We had just completed a lengthy discussion about the state of affairs with our shared child. On paper, it would seem that I am the mom that should have all the answers. I am the one who took over the parenting responsibility when she no longer could. I have always had the upper hand, more money, more education, stable upbringing, and freedom from addiction. On paper we seem to have nothing in common. But, in reality, we share the thing that matters the most- our son.
So many of our conversations consist of me encouraging her as she makes her way in life, struggles with guilt and tries to make a better future for herself. This time she was my encourager, my strength and my voice of reason and wisdom.
This conversation was one of our most difficult. I had to tell her that our son is currently in residential treatment. I had been holding back for weeks because I just didn’t want to admit that his mental illness was completely out of control. I didn’t want to admit how ill equipped I was to deal with his extreme behaviors. Mostly, I didn’t want her to feel I hadn’t held up my end of the bargain when I adopted him.

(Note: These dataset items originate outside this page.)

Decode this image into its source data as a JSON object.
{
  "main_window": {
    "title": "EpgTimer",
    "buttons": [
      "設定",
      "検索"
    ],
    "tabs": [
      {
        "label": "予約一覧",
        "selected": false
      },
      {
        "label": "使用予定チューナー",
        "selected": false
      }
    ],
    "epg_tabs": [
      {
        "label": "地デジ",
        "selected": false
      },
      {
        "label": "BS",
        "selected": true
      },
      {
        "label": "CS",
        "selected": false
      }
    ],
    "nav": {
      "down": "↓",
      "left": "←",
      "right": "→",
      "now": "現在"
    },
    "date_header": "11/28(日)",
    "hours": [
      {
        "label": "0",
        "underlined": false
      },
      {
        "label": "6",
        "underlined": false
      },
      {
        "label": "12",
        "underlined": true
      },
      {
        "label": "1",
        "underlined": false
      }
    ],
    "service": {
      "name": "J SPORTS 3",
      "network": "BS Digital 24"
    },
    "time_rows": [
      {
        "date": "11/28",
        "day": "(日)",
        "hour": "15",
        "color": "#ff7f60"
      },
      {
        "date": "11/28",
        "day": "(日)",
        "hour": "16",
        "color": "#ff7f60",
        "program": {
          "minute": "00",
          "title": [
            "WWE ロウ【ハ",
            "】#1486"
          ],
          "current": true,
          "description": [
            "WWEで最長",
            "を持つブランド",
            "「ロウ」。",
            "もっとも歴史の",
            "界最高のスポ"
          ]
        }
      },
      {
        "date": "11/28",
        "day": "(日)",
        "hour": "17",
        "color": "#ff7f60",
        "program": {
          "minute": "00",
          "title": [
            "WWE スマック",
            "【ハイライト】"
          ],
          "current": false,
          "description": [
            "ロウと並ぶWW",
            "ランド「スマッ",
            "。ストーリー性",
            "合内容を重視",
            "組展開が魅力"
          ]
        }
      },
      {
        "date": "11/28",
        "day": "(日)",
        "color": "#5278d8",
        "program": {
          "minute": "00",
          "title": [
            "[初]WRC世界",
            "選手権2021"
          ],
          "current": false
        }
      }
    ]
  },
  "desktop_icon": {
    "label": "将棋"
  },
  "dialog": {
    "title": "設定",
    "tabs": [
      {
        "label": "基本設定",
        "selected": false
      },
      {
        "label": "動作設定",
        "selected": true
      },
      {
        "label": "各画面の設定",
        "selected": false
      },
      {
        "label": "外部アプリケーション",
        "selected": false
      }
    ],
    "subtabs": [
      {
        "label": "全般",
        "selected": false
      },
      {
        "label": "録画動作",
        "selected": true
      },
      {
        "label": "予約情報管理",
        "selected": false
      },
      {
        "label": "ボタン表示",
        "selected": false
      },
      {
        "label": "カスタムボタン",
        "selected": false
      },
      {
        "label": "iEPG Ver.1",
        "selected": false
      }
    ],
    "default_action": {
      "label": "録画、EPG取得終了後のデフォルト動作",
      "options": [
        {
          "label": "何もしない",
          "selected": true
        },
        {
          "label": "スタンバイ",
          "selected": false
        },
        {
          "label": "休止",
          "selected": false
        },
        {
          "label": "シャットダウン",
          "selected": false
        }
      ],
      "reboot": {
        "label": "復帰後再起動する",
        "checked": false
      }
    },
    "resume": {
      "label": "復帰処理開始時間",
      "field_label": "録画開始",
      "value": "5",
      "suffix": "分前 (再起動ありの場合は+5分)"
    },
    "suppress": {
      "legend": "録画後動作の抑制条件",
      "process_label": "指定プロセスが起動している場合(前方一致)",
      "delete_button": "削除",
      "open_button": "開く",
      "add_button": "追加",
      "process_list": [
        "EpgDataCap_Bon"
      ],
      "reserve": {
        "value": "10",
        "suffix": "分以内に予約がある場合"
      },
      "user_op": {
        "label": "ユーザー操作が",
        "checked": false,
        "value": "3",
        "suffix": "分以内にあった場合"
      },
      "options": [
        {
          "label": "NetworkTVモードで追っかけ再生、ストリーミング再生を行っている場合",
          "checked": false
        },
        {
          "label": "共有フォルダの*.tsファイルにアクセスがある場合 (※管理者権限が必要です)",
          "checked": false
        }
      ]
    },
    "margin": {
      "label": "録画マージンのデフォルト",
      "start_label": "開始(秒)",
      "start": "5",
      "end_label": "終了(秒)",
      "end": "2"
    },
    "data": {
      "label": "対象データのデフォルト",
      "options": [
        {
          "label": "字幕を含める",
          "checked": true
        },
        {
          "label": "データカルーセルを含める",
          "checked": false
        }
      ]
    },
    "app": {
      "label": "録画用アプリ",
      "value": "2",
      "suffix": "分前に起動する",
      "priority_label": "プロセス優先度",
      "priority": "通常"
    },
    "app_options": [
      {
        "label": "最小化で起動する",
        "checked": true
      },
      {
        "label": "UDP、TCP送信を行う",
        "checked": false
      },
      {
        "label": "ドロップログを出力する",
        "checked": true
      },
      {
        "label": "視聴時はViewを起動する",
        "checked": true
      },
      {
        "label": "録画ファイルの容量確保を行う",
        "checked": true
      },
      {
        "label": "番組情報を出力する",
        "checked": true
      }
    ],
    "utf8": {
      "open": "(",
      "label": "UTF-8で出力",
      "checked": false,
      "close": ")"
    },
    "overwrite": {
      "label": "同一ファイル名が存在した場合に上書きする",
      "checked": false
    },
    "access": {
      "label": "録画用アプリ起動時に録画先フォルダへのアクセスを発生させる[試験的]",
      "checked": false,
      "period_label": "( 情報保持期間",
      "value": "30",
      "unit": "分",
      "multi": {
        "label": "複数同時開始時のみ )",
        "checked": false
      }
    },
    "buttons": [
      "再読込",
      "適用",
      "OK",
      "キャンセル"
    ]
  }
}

I promised to care for him. I was afraid that she might think his behavior was my fault. I was afraid she would think I was blaming her. My fear was nearly paralyzing as I haltingly shared the details of what brought our family to this point. I finished by saying, “I miss him.” My voice trailed off as my eyes welled with the tears I desperately didn’t want her to see.
Her response stunned me.
“I know you feel sad, and I know you miss him but you have to let him get to the bottom before he’ll ever want to climb out of this hole. He’s making this choice, not you. You have to let him suffer this consequence even though it hurts you to see him hurting.”
She then proceeded to tell me her story.
We talked for over an hour about the road she walked before we met. She told me of 13 foster and group homes. She told me of abandonment, fear and shame. She told me of misplaced rage and the failed relationships it led to, including the one with our son. She let me take a peek into her soul.

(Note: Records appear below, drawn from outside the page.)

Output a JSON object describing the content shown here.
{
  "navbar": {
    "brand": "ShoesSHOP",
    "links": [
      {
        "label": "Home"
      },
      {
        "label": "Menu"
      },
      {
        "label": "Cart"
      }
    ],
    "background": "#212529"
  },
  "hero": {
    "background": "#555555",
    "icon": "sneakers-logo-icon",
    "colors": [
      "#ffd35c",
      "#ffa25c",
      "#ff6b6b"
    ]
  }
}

She never made an excuse for her choices. She shared the hurt others had done to her but never allowed the conversation to stay there. She admitted the hurt that she had done. She described the dark cavern of life she had been hurled into as a child and described how her choices had dropped her deeper and farther away from hope.

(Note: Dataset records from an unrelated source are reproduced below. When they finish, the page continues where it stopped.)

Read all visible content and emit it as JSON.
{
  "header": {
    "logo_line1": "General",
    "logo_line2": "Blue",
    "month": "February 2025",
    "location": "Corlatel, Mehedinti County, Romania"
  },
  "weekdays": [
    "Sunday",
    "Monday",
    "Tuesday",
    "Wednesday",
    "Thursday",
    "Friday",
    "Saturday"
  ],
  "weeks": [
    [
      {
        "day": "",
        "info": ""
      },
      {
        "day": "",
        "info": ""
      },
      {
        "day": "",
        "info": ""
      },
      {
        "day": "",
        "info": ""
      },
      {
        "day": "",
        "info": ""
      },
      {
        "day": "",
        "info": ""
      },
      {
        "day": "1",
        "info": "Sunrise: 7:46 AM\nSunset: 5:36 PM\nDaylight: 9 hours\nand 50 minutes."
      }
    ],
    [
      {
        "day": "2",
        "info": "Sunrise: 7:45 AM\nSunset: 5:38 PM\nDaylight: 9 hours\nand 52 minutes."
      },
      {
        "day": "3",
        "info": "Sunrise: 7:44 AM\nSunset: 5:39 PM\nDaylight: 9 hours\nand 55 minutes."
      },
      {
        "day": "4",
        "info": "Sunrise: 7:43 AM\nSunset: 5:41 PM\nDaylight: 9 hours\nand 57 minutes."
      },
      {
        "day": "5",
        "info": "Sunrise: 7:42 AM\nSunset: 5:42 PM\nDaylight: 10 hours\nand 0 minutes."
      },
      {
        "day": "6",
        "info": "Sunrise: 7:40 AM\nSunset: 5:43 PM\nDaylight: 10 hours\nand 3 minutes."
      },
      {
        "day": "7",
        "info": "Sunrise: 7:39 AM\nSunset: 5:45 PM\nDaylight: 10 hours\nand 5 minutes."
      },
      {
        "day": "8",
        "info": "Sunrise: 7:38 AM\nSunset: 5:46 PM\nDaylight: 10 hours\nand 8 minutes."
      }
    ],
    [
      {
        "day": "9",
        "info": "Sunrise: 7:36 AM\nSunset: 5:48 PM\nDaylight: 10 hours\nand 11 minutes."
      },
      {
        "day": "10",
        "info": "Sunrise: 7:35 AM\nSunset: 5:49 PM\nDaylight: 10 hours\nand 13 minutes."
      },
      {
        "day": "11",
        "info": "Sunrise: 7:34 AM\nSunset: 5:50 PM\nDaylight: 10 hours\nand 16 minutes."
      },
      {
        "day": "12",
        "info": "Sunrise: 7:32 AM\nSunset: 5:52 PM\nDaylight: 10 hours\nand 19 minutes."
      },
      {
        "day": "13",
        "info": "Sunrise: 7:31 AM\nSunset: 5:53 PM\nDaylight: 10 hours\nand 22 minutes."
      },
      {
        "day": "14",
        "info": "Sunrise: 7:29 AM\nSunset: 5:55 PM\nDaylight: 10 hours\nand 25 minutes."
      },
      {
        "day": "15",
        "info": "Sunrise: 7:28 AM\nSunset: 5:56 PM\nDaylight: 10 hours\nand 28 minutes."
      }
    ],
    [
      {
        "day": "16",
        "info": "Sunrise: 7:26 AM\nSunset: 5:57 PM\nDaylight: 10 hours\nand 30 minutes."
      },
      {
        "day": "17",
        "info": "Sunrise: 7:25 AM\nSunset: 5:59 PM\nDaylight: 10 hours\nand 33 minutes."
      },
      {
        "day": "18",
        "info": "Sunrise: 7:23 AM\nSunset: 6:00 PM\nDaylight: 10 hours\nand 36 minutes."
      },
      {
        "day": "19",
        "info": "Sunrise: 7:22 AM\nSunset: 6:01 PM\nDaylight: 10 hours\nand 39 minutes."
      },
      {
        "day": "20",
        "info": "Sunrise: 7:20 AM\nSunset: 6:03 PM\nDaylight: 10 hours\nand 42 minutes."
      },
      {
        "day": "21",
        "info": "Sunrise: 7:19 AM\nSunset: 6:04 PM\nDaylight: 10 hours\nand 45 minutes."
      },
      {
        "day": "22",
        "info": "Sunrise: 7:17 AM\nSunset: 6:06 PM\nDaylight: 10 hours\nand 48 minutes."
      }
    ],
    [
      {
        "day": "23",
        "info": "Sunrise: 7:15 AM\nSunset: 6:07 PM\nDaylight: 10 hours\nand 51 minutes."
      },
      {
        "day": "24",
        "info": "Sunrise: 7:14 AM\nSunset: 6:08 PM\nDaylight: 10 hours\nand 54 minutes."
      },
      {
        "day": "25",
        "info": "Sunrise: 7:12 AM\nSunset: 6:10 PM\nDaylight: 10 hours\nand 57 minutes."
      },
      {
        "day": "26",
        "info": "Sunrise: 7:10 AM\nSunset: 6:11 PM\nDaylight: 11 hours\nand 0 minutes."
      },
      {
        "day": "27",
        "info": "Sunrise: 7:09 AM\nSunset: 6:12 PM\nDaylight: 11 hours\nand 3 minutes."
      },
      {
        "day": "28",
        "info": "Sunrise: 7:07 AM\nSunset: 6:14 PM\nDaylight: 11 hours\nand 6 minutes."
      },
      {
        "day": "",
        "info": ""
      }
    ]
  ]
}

She ended by telling me that there was a moment, when life was at it’s darkest that she knew she was at the bottom of that hole. She knew that she was repeating the cycle of abuse, anger and abandonment that she learned growing up. In that moment, she picked herself up, looked at the tiny glimmer of hope that was left in her life and said, “ENOUGH! It’s time to cut this out. It’s time to change!”
I was thankful for the story. I needed to hear someone else say that all is not lost with our son. There is hope for him and for his future. I am so thankful for his birth mom. I am lucky that my son also has the love of his Other Mother.
Adoptive or foster parents: how are you navigating the relationship you have with your children’s birth parents?